I was taking a machine learning course and they say the following two phrases that confuse me:

each document is a distribution on topics.

and

each topic is a distribution on words.

I was wondering if someone knew what that meant.

Here is a link to the notes:

http://people.csail.mit.edu/moitra/docs/bookex.pdf

Currently this is how I interpret it (my thoughts).

Well, we are modeling a topic as a vector $u^{(i)}$ with the relative frequencies of each word. So it just specifies how often each word appears in a specific topic. Also, each document can approximately thought of as a linear combination of these topic vectors, i.e. document $M_{j} = sum^{r}_{i=1} w_{i}u^{(i)}$

thought I wasn't sure if that was right or how to include the concept of "distribution" to this.

**Contents**hide

#### Best Answer

Typically, in the context of Latent Dirichlet Allocation (used for Topic Modeling), we assume that the documents come from a generative process.
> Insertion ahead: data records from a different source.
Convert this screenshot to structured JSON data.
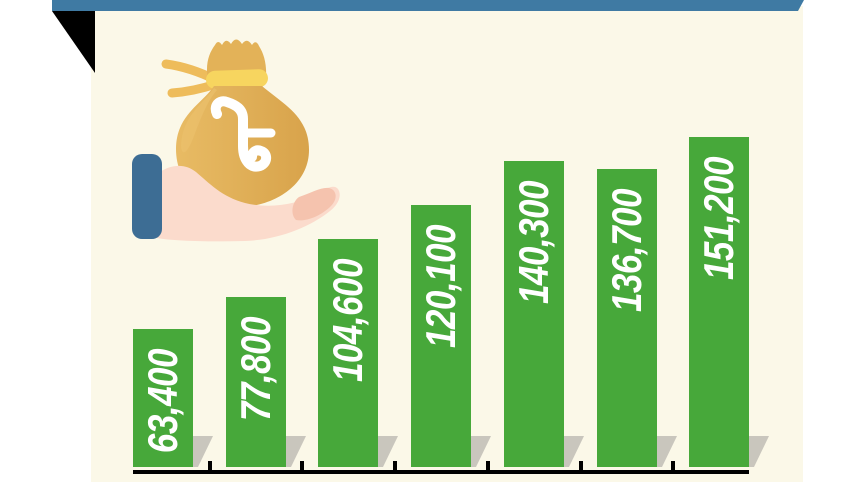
{
  "theme": {
    "page_background": "#ffffff",
    "panel_background": "#fbf8e8",
    "top_accent_bar_color": "#3f7aa3",
    "corner_fold_color": "#000000"
  },
  "icon": {
    "name": "hand-holding-money-bag",
    "currency_symbol_name": "taka-sign",
    "colors": {
      "bag": "#d8a34b",
      "bag_light": "#e8bb64",
      "bag_flap": "#e3b258",
      "tie": "#f7d55f",
      "tie_ribbons": "#eebc5b",
      "hand": "#fbdbcc",
      "hand_shade": "#f5c3ae",
      "cuff": "#3d6d94",
      "symbol": "#ffffff"
    }
  },
  "chart_data": {
    "type": "bar",
    "values": [
      63400,
      77800,
      104600,
      120100,
      140300,
      136700,
      151200
    ],
    "value_labels": [
      "63,400",
      "77,800",
      "104,600",
      "120,100",
      "140,300",
      "136,700",
      "151,200"
    ],
    "categories": [
      "",
      "",
      "",
      "",
      "",
      "",
      ""
    ],
    "title": "",
    "xlabel": "",
    "ylabel": "",
    "ylim": [
      0,
      151200
    ],
    "grid": false,
    "legend": "none",
    "bar_color": "#47a83a",
    "value_label_color": "#ffffff",
    "value_label_rotation_deg": -90,
    "axis_line_color": "#000000",
    "bar_shadow_color": "#c9c6bd",
    "tick_marks_between_bars": true,
    "x_tick_label_text": []
  }
}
I'll avoid math notation. Look at this figure:

(1) Every topic is generated from a Dirichlet distribution of $V$ dimensions where $V$ is the size of your vocabulary.

(2) For every document:

- (2.1) Generate a distribution over topics from a Dirichlet distribution of $T$ dimensions where $T$ is the number of topics in the corpus.
- (2.2) For every word in the document:
- (2.2.1) Choose a topic according to the distribution generated at (2.1)
- (2.2.2) Choose a word according to the distribution corresponding to the chosen topic (generated at (1))

The rigorous mathematical explanaition is here (section 3).

So, each topic is a probability distribution over the words of the vocabulary (1) because it says the probability, in that topic, of the word "dog" to appear.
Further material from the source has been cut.